The latest intrusion highlighted by Kaspersky is significant for compiling the China Chopper web shell as a .NET module of Umbraco CMS, with follow-on exploitation leading to the deployment of tools for network scanning, lateral movement, and defense evasion, before launching Crowdoor using DLL side-loading techniques.

It’s suspected that the web shells are delivered by exploiting known security vulnerabilities in publicly accessible web applications, such as Adobe ColdFusion (CVE-2023-26360) and Microsoft Exchange Server (CVE-2021-34473, CVE-2021-34523, and CVE-2021-31207).

Crowdoor, first observed in June 2023, also functions as a loader to drop Cobalt Strike and maintain persistence on the infected hosts, while also acting as a backdoor to harvest sensitive information, launch a reverse shell, erase other malware files, and terminate itself.

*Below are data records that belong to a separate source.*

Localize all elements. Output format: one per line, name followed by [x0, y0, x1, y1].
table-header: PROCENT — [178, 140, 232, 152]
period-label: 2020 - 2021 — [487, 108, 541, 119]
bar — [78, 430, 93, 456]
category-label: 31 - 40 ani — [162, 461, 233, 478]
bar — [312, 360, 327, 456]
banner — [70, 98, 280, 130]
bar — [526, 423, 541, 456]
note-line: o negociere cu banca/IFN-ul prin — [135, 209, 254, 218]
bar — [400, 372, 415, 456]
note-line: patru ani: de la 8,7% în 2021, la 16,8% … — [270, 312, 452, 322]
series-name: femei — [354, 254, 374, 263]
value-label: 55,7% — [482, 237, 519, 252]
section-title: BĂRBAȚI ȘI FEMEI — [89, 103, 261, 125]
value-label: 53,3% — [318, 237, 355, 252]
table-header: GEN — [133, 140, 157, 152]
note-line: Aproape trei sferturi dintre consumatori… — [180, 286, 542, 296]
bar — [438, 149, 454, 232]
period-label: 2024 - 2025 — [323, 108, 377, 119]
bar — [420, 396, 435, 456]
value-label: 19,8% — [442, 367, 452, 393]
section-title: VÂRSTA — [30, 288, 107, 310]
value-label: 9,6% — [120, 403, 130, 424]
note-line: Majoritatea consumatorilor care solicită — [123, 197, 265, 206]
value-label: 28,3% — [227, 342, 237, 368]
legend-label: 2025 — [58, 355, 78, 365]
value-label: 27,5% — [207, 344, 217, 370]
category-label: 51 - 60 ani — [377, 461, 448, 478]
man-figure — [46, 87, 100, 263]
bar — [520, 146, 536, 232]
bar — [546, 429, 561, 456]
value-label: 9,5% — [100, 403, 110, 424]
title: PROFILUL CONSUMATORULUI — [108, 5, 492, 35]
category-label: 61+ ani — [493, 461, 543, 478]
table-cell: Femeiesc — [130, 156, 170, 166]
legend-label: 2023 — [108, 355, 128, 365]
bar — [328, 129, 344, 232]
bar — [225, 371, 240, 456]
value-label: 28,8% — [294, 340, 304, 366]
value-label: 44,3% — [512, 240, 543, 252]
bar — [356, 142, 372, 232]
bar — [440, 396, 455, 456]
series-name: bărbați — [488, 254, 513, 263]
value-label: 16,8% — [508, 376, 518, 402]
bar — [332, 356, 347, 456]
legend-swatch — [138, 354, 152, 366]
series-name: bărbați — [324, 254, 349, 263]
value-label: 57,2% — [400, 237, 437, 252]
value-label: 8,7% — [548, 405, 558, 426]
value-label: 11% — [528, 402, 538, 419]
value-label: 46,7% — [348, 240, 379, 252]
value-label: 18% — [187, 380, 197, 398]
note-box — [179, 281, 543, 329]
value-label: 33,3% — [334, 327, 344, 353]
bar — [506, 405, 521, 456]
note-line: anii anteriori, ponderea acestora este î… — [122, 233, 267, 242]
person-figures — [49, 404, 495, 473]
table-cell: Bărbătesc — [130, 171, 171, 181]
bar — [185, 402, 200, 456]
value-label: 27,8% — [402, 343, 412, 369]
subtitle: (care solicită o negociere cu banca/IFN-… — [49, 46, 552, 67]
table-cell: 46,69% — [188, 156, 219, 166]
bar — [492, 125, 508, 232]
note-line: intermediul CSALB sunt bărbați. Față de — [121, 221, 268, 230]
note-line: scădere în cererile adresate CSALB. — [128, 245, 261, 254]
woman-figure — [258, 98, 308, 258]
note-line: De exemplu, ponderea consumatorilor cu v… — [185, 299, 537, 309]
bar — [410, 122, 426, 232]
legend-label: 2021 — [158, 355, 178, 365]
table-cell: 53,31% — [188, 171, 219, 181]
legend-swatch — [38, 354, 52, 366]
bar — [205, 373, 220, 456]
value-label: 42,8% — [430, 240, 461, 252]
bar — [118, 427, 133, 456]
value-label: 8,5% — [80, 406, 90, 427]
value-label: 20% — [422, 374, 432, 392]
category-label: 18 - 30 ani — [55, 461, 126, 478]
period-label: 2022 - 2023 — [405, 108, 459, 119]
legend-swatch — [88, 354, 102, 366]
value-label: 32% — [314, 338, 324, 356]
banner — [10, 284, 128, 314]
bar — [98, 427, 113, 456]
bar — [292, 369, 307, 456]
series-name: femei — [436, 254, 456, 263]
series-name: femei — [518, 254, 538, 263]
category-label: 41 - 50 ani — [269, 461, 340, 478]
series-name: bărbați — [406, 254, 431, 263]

“When the actor became aware that their backdoors were detected, they tried to upload newer samples to evade detection, thereby increasing the risk of their new set of samples being detected in the near future,” Magdy noted.

“The significance of this intrusion lies in the sighting of a Chinese-speaking actor targeting a content management platform that published studies on human rights in the Middle East, specifically focusing on the situation around the Israel-Hamas conflict.”

“Our analysis of this intrusion revealed that this entire system was the sole target during the attack, indicating a deliberate focus on this specific content.”